La Poste: ils manifestent pour garder leur bureau de Poste ouverte

Le bureau de Cœuilly, à Champigny, n’ouvrira plus qu’à 9 heures du matin au lieu de 8 heures aujourd’hui. Les syndicats craignent que ça préfigure sa disparition.

Après la fermeture effective de quatre bureaux de poste dans le Val-de-Marne en 2017, d’autres agences sont dans le collimateur. C’est le scénario que les syndicats redoutent pour celle de Cœuilly, à Champigny. Ce samedi matin, à l’initiative du PCF, des unions locales Sud Solidaires, CGT, FSU et de l’association Attac, près d’une trentaine de personnes se sont rassemblées devant le bureau de poste.

Elles ont protesté contre la réduction des horaires et les suppressions d’emplois de guichetiers. Dès mai prochain, le bureau ouvrira ses portes une heure plus tard, à la suite de la suppression d’un emploi de guichetier et d’un mi-temps de remplaçant, selon la direction de la Poste. « Avant, cela ouvrait à 8 heures, c’était pratique pour les actifs qui pouvaient passer avant le travail », explique Marie-Josée Ginestet, militante syndicale.

«C’est une agence qui fonctionne bien, il y a toujours du monde »

Près de 11 000 personnes du quartier seraient rattachées au bureau de Cœuilly, selon la Poste qui a justifié cependant sa décision par une baisse d’activité et de fréquentation. « Entre 2013 et 2017, la fréquentation a chuté de 32,5 % », a indiqué Lionel Folch, directeur régional réseau et banque.
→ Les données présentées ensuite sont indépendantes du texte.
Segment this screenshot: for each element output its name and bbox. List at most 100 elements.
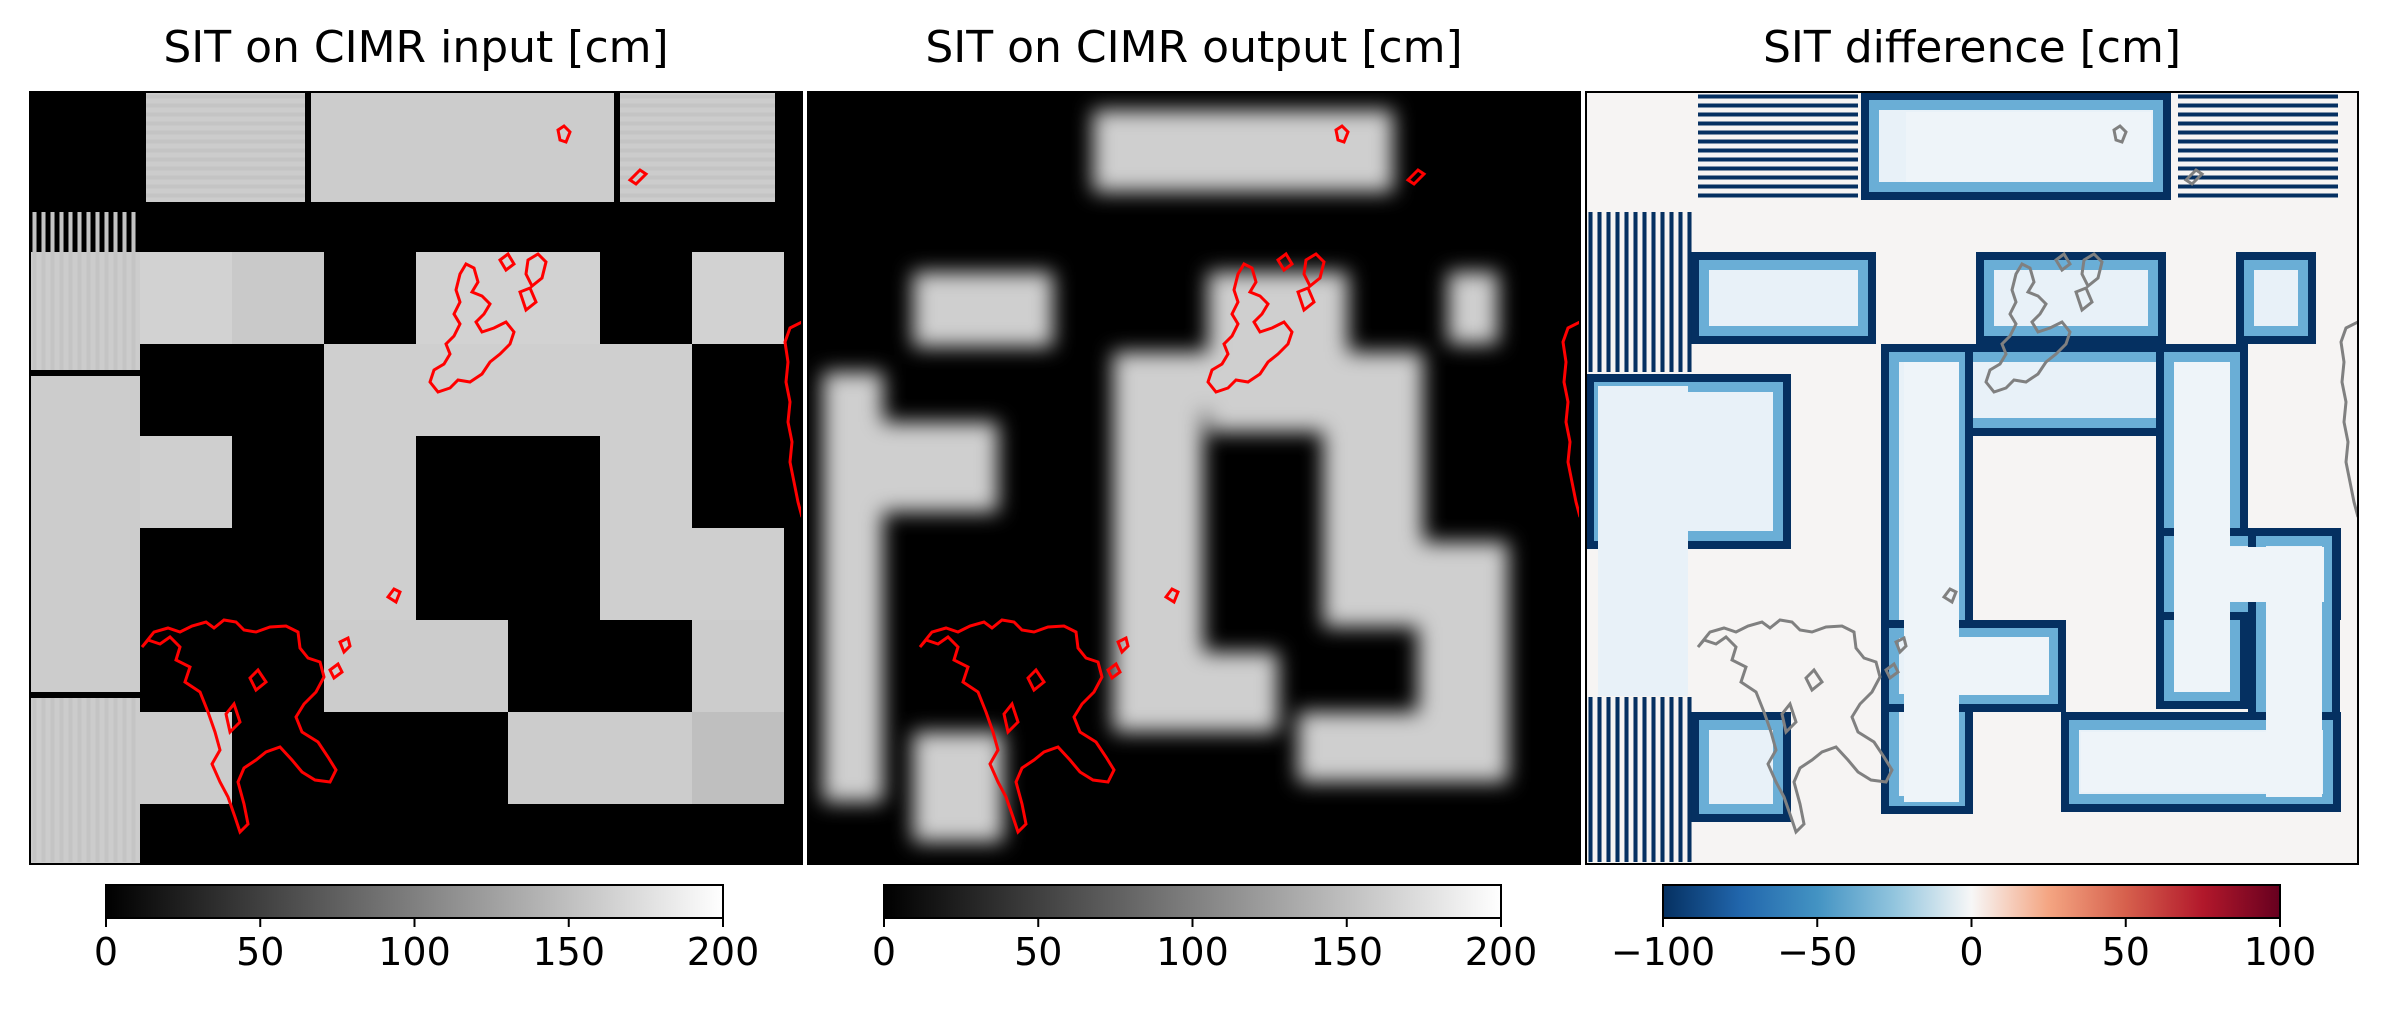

Ce qui étonne les habitants. « C’est une agence qui fonctionne bien, il y a toujours du monde. Si on la supprime, où ira-t-on ? », s’inquiète une habitante, alors que devant l’entrée de la Poste, la file d’attente s’allonge. Aujourd’hui, l’agence de Cœuilly accueille près de 400 clients par jour et regroupe 13 salariés au total.

Du côté de la mairie, l’annonce ne passe pas. « C’est inadmissible ! », tonne le maire (PCF) Christian Fautré après son dernier combat pour maintenir l’annexe postale Stalingrad. « Il est légitime d’avoir une présence postale dans ce quartier très étendu», insiste l’élu. Ce que soutient d’ailleurs le président (PCF) du conseil départemental, présent lors de la mobilisation. « La Poste a une mission de service public et a les moyens d’y faire face au vu de ses profits réalisés », souligne Christian Favier.

Une pétition a été lancée. Les syndicats ont aussi envoyé ce samedi, par courrier, une demande d’entretien au directeur régional réseau et banque.